Bead-level data comprises one observation per bead, per array.
Summary-level data comprises one observation per probe type, per sample.
Figure 2Various diagnostic plots which are useful for quality assessment.
Where scanner metrics information is available, arrays within a particular experiment can be compared to each other, or to a wider set from the same core facility. In (A), a per array signal-to-noise value (95th percentile of signal divided by the 5th percentile) is plotted for 200 consecutive BeadArrays, with the arrays from the experiment in question highlighted in color (blue or red). Low signal-to-noise ratios indicate a poor dynamic range of intensities and can highlight problems with array processing when they occur sequentially over time. At the individual array level, sub-array artefacts can be detected using spatial plots of the intensities across the BeadArray surface (B) and removed using BASH and outlier removal. For a between sample display, boxplots of the intensities from different arrays within an experiment can highlight samples with unusual signal distributions (C).

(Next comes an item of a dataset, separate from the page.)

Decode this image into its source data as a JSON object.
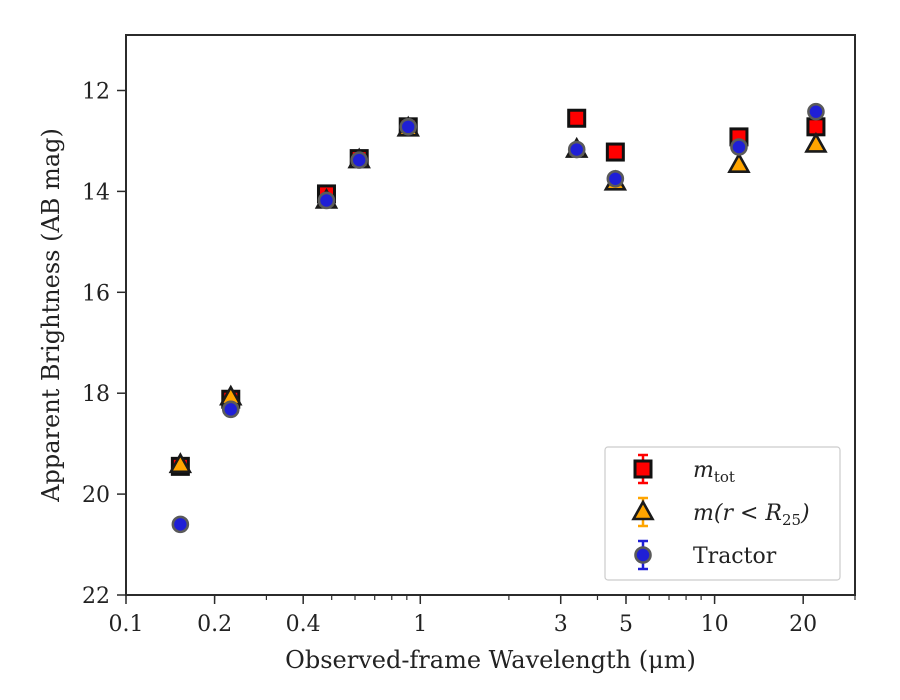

The relationships between different samples can also be assessed using a multi-dimensional scaling (MDS) plot (D), which can highlight true biological differences between samples (in this example, the difference between UHRR and Brain in dimension 1 and the pure versus mixed samples in dimension 2), as well as technical effects due to lab, experiment date, etc., which may also need to be accounted for in the modelling.